1868 October 11 - January 17
Sailed from London to Shanghai in 98 days. 

1872 November 2
Left Hong Kong for Montevideo. 

1872 November 3
Wrecked on the Parcels. Only one of a crew of 23 survived.


----------



## DURANGO

Boatman25 said:


> There is one here
> 
> *http://www.wrecksite.eu/wreck.aspx?179876*
> 
> SERICA
> 
> 
> 1863 August 4
> Launched at the shipyard of Robert Steele & Co., Greenock, for James Findlay, Geenock.
> 
> 1864 June 2 - September 19
> Sailed from Foochow to London in 109 days.
> 
> 1864 October 25 - February 1
> Sailed from Torbay to Shanghai in 99 days, or 106 days from London.
> 
> 1865 May 28 - September 11
> Left Foochow at the same day as Fiery Cross for London where she arrived after 106 days.
> 
> 1866 May 30 - September 6
> Sailed from Foochow to London in 99 days. Finished as third ship in the Great Tea Race of 1866 and
> 
> 1868 October 11 - January 17
> Sailed from London to Shanghai in 98 days.
> 
> 1872 November 2
> Left Hong Kong for Montevideo.
> 
> 1872 November 3
> Wrecked on the Parcels. Only one of a crew of 23 survived.


Thanks for that I would very much like to get a complet side view of her if at all possible as I am building a replica of her I am surprised there is not a lot more available many thanks again Dave .


----------



## stein

The Lahloo moored off Gravesend in the early 1870s. She was fitted with single topsails when built in 1867. (McGregor collection)


----------



## DURANGO

stein said:


> The Lahloo moored off Gravesend in the early 1870s. She was fitted with single topsails when built in 1867. (McGregor collection)


 Thanks for that Stein


----------



## mmjhtb

*You could try this website*



DURANGO said:


> Does anyone know where I can get a picture of the clipper ship Serica she came in to London on the same tide as the Taeping and the Ariel as they raced home from China during the great tea race many thanks Dave .


You could have a look here:-

http://www.southbaysail.com/the-great-tea-race-of-1866.html

Not sure which picture is of Serica - some are labelled & some not.
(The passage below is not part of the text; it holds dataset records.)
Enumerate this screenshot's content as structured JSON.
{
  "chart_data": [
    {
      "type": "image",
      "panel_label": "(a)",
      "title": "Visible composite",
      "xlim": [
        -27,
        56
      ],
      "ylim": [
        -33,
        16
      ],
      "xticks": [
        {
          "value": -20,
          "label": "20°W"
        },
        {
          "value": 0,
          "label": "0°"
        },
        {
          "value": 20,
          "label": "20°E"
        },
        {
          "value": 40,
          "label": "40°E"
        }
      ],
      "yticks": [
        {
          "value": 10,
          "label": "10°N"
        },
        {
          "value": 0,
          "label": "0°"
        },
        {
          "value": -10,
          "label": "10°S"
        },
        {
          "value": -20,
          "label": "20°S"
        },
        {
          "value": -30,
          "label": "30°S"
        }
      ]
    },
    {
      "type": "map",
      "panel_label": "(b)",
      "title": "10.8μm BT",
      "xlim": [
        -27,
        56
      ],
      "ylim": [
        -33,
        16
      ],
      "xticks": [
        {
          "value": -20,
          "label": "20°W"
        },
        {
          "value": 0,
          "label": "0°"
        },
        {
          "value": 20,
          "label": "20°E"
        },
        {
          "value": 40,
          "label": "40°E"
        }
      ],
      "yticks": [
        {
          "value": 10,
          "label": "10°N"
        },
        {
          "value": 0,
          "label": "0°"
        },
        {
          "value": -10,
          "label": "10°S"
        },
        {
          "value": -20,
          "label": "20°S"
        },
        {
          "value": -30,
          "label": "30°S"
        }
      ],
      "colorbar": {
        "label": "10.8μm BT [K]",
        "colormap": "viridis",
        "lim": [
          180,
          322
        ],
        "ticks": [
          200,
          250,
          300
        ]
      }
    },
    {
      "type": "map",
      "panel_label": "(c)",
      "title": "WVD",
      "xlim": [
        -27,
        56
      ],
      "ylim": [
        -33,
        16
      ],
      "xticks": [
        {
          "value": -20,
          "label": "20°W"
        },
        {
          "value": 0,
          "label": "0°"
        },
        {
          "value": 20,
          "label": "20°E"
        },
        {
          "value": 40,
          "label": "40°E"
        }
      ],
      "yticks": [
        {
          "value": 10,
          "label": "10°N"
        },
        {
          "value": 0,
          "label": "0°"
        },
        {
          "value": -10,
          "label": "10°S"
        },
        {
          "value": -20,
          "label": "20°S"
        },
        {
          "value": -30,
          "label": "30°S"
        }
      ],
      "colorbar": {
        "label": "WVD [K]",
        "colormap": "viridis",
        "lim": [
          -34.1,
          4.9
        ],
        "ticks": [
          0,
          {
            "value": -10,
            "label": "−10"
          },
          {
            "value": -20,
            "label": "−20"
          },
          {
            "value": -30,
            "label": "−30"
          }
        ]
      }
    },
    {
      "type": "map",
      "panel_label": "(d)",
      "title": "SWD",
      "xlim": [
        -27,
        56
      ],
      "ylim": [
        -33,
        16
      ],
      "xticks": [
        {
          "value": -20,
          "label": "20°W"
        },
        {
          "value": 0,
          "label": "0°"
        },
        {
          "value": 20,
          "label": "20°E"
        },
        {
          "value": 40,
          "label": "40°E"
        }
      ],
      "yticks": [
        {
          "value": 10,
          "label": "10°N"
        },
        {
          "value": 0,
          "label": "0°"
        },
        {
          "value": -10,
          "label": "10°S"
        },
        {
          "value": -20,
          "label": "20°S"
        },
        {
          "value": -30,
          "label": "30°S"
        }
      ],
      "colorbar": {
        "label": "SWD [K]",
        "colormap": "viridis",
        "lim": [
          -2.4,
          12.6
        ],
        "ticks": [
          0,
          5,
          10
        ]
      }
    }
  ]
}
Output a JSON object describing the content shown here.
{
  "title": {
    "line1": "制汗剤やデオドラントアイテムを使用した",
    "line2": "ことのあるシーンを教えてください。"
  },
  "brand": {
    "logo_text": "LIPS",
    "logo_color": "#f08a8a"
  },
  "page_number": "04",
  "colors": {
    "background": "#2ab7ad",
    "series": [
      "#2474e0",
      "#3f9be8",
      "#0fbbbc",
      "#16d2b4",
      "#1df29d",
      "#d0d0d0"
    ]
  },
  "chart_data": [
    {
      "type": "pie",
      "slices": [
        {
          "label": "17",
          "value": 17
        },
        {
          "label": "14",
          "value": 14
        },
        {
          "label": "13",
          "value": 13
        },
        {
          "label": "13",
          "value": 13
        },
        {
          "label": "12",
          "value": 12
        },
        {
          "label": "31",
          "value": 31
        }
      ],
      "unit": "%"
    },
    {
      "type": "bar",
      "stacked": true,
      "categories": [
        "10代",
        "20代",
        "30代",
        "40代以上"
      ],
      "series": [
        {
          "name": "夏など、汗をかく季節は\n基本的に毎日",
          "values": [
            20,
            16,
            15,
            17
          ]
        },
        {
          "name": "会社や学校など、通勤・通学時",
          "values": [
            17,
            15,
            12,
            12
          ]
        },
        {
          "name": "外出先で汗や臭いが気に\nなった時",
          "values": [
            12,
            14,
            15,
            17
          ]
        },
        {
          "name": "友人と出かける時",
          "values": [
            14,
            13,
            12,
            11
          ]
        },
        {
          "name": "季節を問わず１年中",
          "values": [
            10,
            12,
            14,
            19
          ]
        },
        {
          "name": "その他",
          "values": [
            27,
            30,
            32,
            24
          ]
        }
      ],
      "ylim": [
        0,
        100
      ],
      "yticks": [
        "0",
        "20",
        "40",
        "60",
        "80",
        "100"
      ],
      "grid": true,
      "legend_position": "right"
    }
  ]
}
I've been looking at these as an ancestor was rumoured to have captained one of the clippers, but I'm struggling to get information that bears this out, so it may be a rubbish story.

regards mmjhtb


----------



## Boatman25

There is also a paintings here 

* http://www.artnet.com/artists/barry...r-serica-off-lyme-bay-aIaiq0YRKptR6CHkQxnXcA2*

and here

*http://www.lintonmaritimeart.com.au/gallery_images/7.1 tea clipper serica full.htm*




,


----------



## Bill Morrison

Hi Durango 
I see you have had a few replies on this request, while searching through my library on sailing ships I came across a photo of the Serica in D R Macgregor's Square Rigged Sailing Ships, it is on page 98. I hope this may be of some help to you. I have a great interest in sailing ships and viewing the postings on this site. All the best to you Bill Morrison


----------



## DURANGO

Bill Morrison said:


> Hi Durango
> I see you have had a few replies on this request, while searching through my library on sailing ships I came across a photo of the Serica in D R Macgregor's Square Rigged Sailing Ships, it is on page 98. I hope this may be of some help to you. I have a great interest in sailing ships and viewing the postings on this site. All the best to you Bill Morrison


Sorry I,m late picking up on your message Bill many thanks for taking the trouble best regards Dave.


----------